Le « 'héder » trois cent trente-neuf dans le palais du Hayom Yom.
Lundi 3 Heshvan 5704.
Leçons : 'Houmach, Lekh Lekha, deuxième portion, avec le commentaire de Rachi.
Tehilim, le 3 du mois, on récite du chapitre 18 au chapitre 22 inclus.
Tanya : en ce jour, on achève l'Iguéret 25. L'étude commence à la page 141 par le mot « ve'khamedouma », et se termine à la fin de l'Iguéret, à la page 142, par les mots « imrei fi ».
Le pitgam quotidien est la suite de l'adage de la veille, dans lequel était rapportée une citation du discours du Rabbi Rayats lors du Chabbat de la parachat Chemot 5702, au sujet de l'enseignement de l'Admour Hazaken selon lequel il faut vivre avec le temps. C'est pourquoi il est écrit ici dans le titre « Suite du discours mentionné ci-dessus ». Le passage présent est la continuation des propos que le Rabbi Rachab adressa à son fils.
Après avoir posé en préambule qu'un 'hassid doit vivre avec le temps — vivre avec la parasha de la semaine —, le Rabbi Rachab lui dit : penchons-nous sur les parashiot dans lesquelles nous nous trouvons, et sur ce avec quoi il faut vivre. Et tout cela vient expliquer pourquoi il était si joyeux, au point d'être dans un état d'émotion tel qu'il en avait des larmes de joie — parce qu'il vivait avec le temps.
Et voici comment il l'explique : « Béréchit », la première paracha de la Torah, « est une paracha joyeuse » — le monde fut créé, le Saint béni soit-Il fit une création, une chose joyeuse. « Bien que la fin ne soit pas si "agréable" » — même si la conclusion de la paracha Béréchit n'est pas si agréable, car à sa fin il est raconté que le Saint béni soit-Il voit que le monde est corrompu et qu'il faut y opérer un changement, la paracha est néanmoins appelée une paracha joyeuse.

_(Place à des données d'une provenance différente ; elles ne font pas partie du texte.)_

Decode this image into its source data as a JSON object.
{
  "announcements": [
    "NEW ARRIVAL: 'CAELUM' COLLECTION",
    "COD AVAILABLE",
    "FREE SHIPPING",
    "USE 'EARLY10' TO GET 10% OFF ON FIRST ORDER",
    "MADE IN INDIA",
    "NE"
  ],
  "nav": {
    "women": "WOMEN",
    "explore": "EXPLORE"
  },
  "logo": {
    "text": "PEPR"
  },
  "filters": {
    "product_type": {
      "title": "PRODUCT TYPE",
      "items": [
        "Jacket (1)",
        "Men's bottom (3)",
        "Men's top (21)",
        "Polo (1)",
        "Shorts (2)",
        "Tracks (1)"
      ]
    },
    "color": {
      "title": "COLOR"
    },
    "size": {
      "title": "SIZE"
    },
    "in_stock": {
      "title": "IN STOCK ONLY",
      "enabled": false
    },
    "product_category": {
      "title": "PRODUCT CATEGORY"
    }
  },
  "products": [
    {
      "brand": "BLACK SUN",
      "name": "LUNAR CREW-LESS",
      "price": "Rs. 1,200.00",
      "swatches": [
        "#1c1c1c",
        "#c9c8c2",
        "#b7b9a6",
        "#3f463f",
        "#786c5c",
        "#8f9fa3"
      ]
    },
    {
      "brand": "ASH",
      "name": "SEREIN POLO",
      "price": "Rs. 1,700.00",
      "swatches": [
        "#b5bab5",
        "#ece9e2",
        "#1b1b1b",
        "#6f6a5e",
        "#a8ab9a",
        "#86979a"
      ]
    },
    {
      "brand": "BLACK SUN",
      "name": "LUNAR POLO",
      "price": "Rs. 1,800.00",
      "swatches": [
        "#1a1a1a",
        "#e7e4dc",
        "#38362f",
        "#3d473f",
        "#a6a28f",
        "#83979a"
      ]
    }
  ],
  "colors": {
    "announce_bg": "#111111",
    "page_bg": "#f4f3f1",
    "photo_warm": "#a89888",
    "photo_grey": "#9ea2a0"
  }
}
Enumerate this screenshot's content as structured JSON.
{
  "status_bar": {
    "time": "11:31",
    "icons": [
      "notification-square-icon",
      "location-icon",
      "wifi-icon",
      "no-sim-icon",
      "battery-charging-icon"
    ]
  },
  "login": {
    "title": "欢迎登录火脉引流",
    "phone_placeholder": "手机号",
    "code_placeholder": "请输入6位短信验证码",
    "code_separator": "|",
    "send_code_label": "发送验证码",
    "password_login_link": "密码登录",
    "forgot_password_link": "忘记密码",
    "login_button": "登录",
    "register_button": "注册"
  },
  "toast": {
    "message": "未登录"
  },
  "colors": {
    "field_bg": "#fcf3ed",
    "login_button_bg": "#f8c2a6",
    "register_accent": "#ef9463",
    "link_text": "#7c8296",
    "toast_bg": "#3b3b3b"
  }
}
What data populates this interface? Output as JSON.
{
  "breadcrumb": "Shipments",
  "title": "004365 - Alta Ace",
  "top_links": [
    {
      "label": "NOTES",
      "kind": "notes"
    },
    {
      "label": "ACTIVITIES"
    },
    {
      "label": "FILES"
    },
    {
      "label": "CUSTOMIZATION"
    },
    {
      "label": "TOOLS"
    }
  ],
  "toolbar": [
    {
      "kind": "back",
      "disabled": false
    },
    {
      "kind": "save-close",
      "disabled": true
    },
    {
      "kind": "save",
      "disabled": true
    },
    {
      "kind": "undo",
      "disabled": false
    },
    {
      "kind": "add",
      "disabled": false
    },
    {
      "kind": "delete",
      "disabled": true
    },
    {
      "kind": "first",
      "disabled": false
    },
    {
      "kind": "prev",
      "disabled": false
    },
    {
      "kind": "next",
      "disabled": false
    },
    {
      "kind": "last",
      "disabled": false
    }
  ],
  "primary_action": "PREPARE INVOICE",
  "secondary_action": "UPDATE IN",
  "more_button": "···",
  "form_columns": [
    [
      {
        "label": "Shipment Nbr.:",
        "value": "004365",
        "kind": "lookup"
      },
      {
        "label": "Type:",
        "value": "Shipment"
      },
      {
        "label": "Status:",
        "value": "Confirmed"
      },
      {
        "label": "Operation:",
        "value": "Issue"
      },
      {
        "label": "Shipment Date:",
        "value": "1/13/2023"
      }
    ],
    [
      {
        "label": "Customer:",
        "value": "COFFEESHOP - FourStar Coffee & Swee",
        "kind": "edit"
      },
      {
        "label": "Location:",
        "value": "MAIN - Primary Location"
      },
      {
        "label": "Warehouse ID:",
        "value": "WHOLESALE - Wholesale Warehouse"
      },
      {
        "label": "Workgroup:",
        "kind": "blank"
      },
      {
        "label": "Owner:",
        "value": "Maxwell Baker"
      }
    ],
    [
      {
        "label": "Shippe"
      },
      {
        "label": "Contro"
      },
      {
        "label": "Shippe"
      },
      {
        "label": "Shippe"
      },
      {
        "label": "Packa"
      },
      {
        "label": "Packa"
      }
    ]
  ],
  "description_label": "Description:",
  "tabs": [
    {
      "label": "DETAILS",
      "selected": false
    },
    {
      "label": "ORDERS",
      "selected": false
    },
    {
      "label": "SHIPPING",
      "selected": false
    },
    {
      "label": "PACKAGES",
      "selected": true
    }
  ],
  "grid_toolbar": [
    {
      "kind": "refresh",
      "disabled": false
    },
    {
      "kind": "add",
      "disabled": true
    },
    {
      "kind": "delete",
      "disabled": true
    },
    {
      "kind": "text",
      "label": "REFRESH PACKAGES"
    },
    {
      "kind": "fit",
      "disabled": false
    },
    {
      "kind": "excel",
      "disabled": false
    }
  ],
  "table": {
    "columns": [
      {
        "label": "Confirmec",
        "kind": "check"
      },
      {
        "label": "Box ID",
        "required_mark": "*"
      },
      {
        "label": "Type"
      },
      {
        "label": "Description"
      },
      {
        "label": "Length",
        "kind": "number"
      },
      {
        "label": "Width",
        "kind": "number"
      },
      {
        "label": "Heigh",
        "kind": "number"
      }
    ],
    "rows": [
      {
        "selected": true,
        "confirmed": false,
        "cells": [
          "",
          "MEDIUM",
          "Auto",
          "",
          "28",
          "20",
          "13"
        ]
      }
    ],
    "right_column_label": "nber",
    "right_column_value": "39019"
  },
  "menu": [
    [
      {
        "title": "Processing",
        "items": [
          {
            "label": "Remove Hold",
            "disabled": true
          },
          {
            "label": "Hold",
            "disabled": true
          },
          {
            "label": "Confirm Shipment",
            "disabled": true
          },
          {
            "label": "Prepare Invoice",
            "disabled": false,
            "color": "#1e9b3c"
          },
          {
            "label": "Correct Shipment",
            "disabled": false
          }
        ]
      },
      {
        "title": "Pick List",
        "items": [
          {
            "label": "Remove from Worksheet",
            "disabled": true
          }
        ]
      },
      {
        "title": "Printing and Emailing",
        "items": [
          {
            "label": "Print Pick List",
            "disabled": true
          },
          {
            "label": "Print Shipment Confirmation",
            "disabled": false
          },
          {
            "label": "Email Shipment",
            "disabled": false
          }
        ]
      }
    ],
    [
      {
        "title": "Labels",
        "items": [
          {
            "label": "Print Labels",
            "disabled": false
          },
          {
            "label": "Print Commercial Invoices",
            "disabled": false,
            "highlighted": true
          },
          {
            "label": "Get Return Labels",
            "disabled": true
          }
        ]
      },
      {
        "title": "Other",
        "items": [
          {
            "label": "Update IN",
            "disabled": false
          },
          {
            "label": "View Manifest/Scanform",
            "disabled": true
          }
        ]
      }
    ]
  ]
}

"Noa'h", la deuxième paracha, "le déluge" — et c'est une paracha qui n'est pas joyeuse, car il y est question de la destruction du monde. "Mais la fin de la paracha est joyeuse" — comment vit-on à la fin de la paracha de Noa'h ? Dans une très grande joie. Et quelle est cette joie ? "La naissance d'Avraham Avinou", et c'est une grande joie. Voilà la paracha de Noa'h.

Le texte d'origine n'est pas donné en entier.